Aboubakar Koné

Personal information
- Date of birth: 3 July 1990 (age 36)
- Place of birth: France
- Position: Forward

Senior career*
- Years: Team / Apps / (Gls)
- 2012–2014: Maccabi Paris / 46 / (5)
- 2014: Hereford United
- 2015–2017: Aurillac / 43 / (9)
- 2017: Chambly / 2 / (0)
- 2017: → Chambly B (loan) / 1 / (0)
- 2018–2019: JA Drancy / 10 / (1)
- 2020: Chamalières / 6 / (5)
- 2020–2021: Canet / 1 / (0)
- 2021–2022: Chamalières / 16 / (6)
- 2022: Đà Nẵng / 9 / (0)

= Aboubakar Koné (footballer, born 1990) =

French footballer (born 1990)

Aboubakar Koné (born 3 July 1990) is a French professional footballer who plays as a forward.

==Career==
In 2014, Koné signed for English side Hereford United, but left due to them going bankrupt.
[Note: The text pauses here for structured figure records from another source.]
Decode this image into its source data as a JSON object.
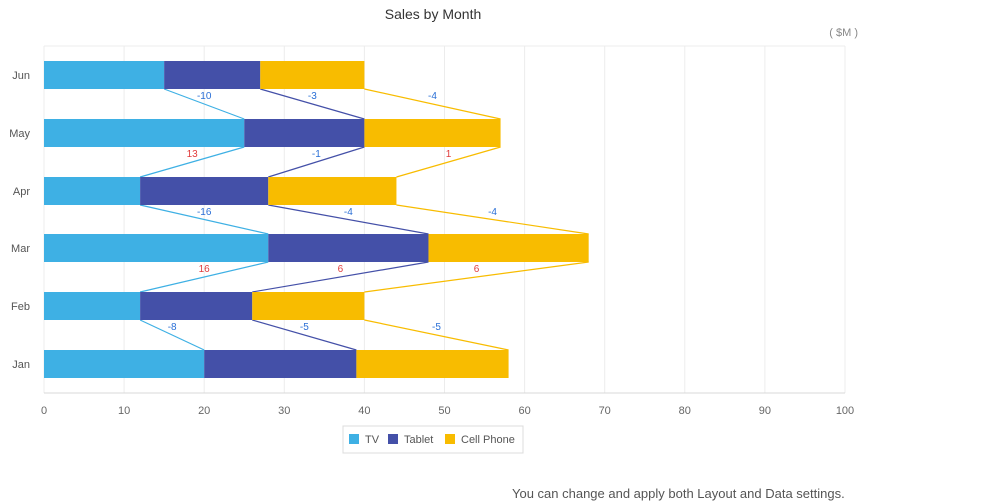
{
  "footer": {
    "note": "You can change and apply both Layout and Data settings."
  },
  "chart_data": {
    "type": "bar",
    "orientation": "horizontal",
    "stacked": true,
    "title": "Sales by Month",
    "unit": "( $M )",
    "categories": [
      "Jan",
      "Feb",
      "Mar",
      "Apr",
      "May",
      "Jun"
    ],
    "series": [
      {
        "name": "TV",
        "color": "#3eb0e4",
        "values": [
          20,
          12,
          28,
          12,
          25,
          15
        ]
      },
      {
        "name": "Tablet",
        "color": "#4450a8",
        "values": [
          19,
          14,
          20,
          16,
          15,
          12
        ]
      },
      {
        "name": "Cell Phone",
        "color": "#f8bc00",
        "values": [
          19,
          14,
          20,
          16,
          17,
          13
        ]
      }
    ],
    "change_labels": [
      {
        "between": [
          "Jan",
          "Feb"
        ],
        "values": [
          -8,
          -5,
          -5
        ]
      },
      {
        "between": [
          "Feb",
          "Mar"
        ],
        "values": [
          16,
          6,
          6
        ]
      },
      {
        "between": [
          "Mar",
          "Apr"
        ],
        "values": [
          -16,
          -4,
          -4
        ]
      },
      {
        "between": [
          "Apr",
          "May"
        ],
        "values": [
          13,
          -1,
          1
        ]
      },
      {
        "between": [
          "May",
          "Jun"
        ],
        "values": [
          -10,
          -3,
          -4
        ]
      }
    ],
    "positive_color": "#e03c3c",
    "negative_color": "#2a6fd6",
    "x_ticks": [
      0,
      10,
      20,
      30,
      40,
      50,
      60,
      70,
      80,
      90,
      100
    ],
    "xlim": [
      0,
      100
    ],
    "grid": true,
    "legend_position": "bottom"
  }
}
In 2015, he signed for Aurillac in the French fifth tier. In 2017, he signed for French third tier club Chambly. Before the second half of 2019–20, Koné signed for Chamalières in the French fourth tier. Before the 2022 season, he signed for Vietnamese team Đà Nẵng. On 27 February 2022, he debuted for Đà Nẵng during a 2–2 draw with Sài Gòn FC.